Integration problem

1. Jan 30, 2006

zee_22

Use the identity Sin[x]^2 = [1-Cos[2x]]/2
to help calculate integral from 0 to t Sin[x]^2 dx
This question seems really easy but im having some difficulty with it.
This is what im thinking :
first put the [1-Cos[2x]]/2 instead of the Sin[x]^2
so this is what i have now (int from 0 to t) [1-Cos[2x]]/2dx
then i thought let u = cos[2x] then du = - Sin[2x]dx
and when x= 0 then u = 1 and when x= t then u= cos[2t]
then (int from 0 to t) [1-Cos[2x]]/2dx
=-1/2 (int from 1 to cos[2t] ) [1-u]/[Sin[2x]du]

2. Jan 30, 2006

d_leet

Why did you make a substitution after you used the trig identity to get rid of the sine squared, cos(2x) is certainly integrable.

3. Jan 30, 2006

zee_22

back to the integration problem

the substitution was the first thing i did i should leave the sin[x]^2 like it is then??
let sin[x]= u ???
what is the integral of Cos[2x]??

4. Jan 30, 2006

zee_22

Ok i think i got it:shy:
I just one clerification is sin^2[x] the same as Sin[x]^2???

5. Jan 30, 2006

arildno

Do NOT post homework questions or any other questions in the tutorials section! :grumpy:

Warning sent off to mods.

6. Jan 30, 2006

zee_22

im very sorry ,I'm new ,i didn't know..

7. Jan 30, 2006

Jameson

Yes that's correct. That notation is used to not confuse the following expressions.

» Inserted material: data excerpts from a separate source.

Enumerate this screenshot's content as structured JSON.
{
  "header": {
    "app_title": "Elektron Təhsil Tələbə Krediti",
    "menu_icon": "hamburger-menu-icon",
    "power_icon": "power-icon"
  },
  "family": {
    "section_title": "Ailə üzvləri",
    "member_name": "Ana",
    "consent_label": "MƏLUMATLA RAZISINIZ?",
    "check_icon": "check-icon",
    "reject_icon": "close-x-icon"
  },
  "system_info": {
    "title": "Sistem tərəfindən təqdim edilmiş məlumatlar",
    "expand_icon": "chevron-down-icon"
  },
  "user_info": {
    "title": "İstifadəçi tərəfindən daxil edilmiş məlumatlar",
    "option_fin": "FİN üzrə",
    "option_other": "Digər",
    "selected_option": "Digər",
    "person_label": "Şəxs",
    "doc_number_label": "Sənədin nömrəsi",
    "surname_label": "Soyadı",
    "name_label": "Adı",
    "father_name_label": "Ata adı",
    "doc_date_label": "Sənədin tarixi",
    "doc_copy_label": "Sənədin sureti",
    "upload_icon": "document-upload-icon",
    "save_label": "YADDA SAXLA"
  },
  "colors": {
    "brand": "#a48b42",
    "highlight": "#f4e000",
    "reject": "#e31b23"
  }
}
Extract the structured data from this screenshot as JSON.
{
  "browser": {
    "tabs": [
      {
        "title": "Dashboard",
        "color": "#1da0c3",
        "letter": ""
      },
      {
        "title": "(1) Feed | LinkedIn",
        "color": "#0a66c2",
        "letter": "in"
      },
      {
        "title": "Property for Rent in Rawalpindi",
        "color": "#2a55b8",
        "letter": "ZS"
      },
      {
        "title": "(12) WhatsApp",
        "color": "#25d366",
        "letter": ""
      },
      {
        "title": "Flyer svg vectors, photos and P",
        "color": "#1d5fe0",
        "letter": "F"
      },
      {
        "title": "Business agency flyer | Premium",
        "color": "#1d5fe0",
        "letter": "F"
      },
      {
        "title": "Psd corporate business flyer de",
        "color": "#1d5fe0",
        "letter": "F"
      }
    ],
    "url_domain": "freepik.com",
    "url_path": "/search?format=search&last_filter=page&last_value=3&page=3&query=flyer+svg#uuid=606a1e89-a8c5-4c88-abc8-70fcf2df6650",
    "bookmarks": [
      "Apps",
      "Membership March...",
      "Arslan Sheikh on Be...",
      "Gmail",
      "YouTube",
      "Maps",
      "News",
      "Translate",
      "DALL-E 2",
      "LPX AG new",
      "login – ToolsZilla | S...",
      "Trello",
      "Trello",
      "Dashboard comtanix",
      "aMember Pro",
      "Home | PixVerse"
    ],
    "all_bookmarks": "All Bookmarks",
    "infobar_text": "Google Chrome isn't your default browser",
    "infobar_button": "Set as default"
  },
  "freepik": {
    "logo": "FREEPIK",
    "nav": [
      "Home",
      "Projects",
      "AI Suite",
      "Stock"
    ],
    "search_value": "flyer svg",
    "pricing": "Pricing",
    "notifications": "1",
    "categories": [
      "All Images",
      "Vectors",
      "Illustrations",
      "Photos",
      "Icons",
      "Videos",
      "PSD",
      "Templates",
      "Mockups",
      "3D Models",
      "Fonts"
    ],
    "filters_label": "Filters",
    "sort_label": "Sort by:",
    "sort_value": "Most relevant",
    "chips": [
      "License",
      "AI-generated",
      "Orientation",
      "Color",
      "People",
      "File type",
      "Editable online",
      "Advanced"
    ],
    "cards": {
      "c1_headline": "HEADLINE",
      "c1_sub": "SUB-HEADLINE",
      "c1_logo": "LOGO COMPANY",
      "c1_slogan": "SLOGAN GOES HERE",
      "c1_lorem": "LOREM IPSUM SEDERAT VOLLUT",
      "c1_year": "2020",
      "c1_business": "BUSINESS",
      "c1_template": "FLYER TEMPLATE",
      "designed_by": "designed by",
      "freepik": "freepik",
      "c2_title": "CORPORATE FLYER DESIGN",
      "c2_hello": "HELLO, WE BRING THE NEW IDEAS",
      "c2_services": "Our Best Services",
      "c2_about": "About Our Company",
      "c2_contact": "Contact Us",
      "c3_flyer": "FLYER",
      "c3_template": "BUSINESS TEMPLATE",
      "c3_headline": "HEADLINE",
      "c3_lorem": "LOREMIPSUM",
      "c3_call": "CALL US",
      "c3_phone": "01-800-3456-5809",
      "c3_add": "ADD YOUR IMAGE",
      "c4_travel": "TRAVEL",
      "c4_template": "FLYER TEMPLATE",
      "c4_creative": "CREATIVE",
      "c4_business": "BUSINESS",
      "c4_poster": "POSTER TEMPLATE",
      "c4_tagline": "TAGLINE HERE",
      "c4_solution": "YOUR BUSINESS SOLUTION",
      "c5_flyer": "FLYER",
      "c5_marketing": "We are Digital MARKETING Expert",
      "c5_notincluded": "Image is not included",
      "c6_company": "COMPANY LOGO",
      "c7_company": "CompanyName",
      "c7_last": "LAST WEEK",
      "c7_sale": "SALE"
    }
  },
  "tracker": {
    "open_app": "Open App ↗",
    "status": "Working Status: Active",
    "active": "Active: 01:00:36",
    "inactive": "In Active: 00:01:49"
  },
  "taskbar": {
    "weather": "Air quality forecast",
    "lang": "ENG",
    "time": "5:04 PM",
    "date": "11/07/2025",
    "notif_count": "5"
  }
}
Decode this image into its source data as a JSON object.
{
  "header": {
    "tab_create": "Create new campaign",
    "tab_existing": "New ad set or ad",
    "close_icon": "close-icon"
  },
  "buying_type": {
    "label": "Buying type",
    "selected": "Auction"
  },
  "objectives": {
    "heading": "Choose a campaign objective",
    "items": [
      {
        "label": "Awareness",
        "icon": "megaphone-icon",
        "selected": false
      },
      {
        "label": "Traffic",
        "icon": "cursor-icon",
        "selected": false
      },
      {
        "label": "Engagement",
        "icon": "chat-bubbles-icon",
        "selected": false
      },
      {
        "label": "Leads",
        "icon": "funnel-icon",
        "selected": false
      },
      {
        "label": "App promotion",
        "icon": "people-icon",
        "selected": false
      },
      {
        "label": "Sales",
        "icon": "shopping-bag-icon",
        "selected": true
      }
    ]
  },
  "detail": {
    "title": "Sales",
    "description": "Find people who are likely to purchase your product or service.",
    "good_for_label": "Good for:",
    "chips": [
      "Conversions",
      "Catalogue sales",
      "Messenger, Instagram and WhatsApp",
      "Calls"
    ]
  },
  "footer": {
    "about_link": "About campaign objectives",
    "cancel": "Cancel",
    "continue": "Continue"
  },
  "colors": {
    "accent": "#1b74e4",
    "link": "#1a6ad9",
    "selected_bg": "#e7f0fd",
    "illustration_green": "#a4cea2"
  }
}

$$\sin(x)^2$$ and $$\sin(x^2)$$

8. Jan 31, 2006

aiglet_2000

not much trouble by the way
but a slight mistake
if u=cos2x
than d(u)=-sin2xd(2x)
=-2sin2xdx
but i dont really know why u r making this substitution?
cos2x is a basic integration, but if u want to do it this way which is useless than do tell i will tell u than how to do this useless thing

9. Jan 31, 2006

aiglet_2000

u rnt using [x] to denote gretest integer function? that would make it slightly complex

10. Jan 31, 2006

Jameson

No, he's not using [x] as the greatest integer function. Anyway, here's the original integral.

$$\int \sin^2(x)dx=\frac{1}{2} \int 1-\cos(2x)dx= \frac{x}{2}-\frac{\sin(2x)}{4}$$

No constant of integration because it's a definite integral. Just plug in your bounds.